PC-centric my arse. They have tons of Apple crap; in fact I bought the wife's iPod Jumbo there. The staff don't know any more about PCs than they know about Apple crap; Not that that's relevant, as Playbooks aren't PCs and presumably, as Apple crap 'just works,' one wouldn't need to know anything about it anyway. I'm pretty condfident that if they were to steer a punter either way (unlikely), it'd be in favour of the more ridiculously expensive item, earning themselves more commission to spend on hair gel.
What's to know not covered in the enormous amount of iLitterature and iAdverts plastered about the store? Isn't the entire notion of the iPad simplicity? At the very least that's its marketing angle.
Oh and as for Mac itself, I still have every one I bought boxed and put away since 1989, my Pismo on the shelf above my desk and a Macbook Air on the kitchen table. Now there's a thing of beauty and every bit the gem my Pismo was in its day. So not a hater typing away but certainly a realist.
"It's also worth remembering that RIM is a Canadian company; it has a presence in the country that engenders some nationalistic appeal, so Canadian sales shouldn't be taken too seriously."

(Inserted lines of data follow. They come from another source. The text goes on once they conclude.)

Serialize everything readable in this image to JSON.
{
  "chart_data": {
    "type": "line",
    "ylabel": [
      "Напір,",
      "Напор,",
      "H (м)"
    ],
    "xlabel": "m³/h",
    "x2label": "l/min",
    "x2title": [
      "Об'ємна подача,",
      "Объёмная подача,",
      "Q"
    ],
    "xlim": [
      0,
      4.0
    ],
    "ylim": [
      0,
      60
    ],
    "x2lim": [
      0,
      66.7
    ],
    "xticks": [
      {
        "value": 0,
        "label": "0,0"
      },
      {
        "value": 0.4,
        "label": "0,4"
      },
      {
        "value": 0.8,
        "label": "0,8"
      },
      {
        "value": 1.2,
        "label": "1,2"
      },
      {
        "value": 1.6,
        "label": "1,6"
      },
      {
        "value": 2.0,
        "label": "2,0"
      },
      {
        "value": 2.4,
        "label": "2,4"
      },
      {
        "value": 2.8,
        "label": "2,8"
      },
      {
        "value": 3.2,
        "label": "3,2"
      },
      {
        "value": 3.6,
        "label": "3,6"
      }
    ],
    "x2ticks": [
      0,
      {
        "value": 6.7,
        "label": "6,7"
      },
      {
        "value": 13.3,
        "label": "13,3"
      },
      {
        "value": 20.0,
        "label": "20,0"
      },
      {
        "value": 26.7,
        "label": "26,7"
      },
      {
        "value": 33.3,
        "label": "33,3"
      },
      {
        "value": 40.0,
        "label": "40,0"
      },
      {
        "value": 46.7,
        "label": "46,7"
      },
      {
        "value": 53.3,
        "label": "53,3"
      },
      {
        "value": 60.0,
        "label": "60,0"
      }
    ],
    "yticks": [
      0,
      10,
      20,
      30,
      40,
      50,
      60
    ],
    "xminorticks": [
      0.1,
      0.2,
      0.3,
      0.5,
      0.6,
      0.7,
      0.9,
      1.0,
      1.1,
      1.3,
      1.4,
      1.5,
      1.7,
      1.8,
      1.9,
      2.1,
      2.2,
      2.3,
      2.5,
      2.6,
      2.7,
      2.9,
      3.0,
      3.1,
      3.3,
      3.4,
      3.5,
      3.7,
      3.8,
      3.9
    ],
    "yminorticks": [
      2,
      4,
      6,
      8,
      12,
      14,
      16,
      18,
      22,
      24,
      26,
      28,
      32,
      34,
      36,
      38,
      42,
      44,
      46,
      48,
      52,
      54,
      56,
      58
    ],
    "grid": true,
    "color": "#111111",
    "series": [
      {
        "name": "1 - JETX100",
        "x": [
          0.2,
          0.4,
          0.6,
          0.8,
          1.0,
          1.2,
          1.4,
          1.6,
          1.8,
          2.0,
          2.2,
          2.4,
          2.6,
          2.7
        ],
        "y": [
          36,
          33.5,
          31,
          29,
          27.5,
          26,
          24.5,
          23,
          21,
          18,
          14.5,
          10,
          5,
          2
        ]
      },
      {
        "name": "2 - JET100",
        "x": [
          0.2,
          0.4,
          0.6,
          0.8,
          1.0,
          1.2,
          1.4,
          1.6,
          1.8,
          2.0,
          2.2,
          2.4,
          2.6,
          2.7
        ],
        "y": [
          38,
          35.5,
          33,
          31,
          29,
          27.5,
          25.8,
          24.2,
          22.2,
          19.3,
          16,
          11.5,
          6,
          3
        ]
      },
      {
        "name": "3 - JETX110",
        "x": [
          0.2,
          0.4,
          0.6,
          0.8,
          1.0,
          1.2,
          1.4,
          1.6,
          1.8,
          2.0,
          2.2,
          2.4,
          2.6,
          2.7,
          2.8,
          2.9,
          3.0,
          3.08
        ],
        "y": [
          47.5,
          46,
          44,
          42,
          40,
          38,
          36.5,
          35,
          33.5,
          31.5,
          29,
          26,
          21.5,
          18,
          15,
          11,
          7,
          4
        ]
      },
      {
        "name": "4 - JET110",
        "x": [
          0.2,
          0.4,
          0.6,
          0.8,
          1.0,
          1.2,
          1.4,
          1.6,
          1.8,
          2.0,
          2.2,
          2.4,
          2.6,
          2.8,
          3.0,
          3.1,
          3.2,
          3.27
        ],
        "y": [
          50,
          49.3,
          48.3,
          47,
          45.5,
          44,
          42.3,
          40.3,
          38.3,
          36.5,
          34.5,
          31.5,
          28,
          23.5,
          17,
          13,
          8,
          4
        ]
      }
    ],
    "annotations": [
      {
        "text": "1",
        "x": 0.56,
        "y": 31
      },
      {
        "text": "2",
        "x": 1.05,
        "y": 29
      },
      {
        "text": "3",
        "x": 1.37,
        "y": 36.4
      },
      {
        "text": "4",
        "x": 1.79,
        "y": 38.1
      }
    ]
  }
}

If thats the case, then apple's sales in the US should not be taken too seriously because they're an american company and it may engender some nationalistic appeal.
In fact looking at the USA for any kind of mobile phone stats is grossly misleading. They'd hardly heard of Nokia before it got taken over by Elop and assimilated into the MS collective.
Have they even sorted out the cross network SMS interconnects yet? Last time I tried to text a friend in FL it never arrived, yet I can text friends in every country in Europe, Australia and Russia without any problems what so ever - well, unless they have a blackberry, then it's always better to email. In fact bad SMS interconnects *are* the reason the blackberry became so dominant. Whilst the rest of the world was happily using SMS to send short messages, the only way you could do this reliably in the US was to send an email.
RIM have been unable/unwilling to keep up with consumerization within IT, if you think about blackberry UI and an android/apple/wp7 UI which one is going to get picked up by a user, plus RIM devices always carry a few quirks that catch staff out but are well known to helpdesks. I used to love blackberrys but the fact that the UI and featureset on a blackberry is practically identical to how they were 5 or more years ago and activesync does what most companies need makes puts them on very shakey ground indeed.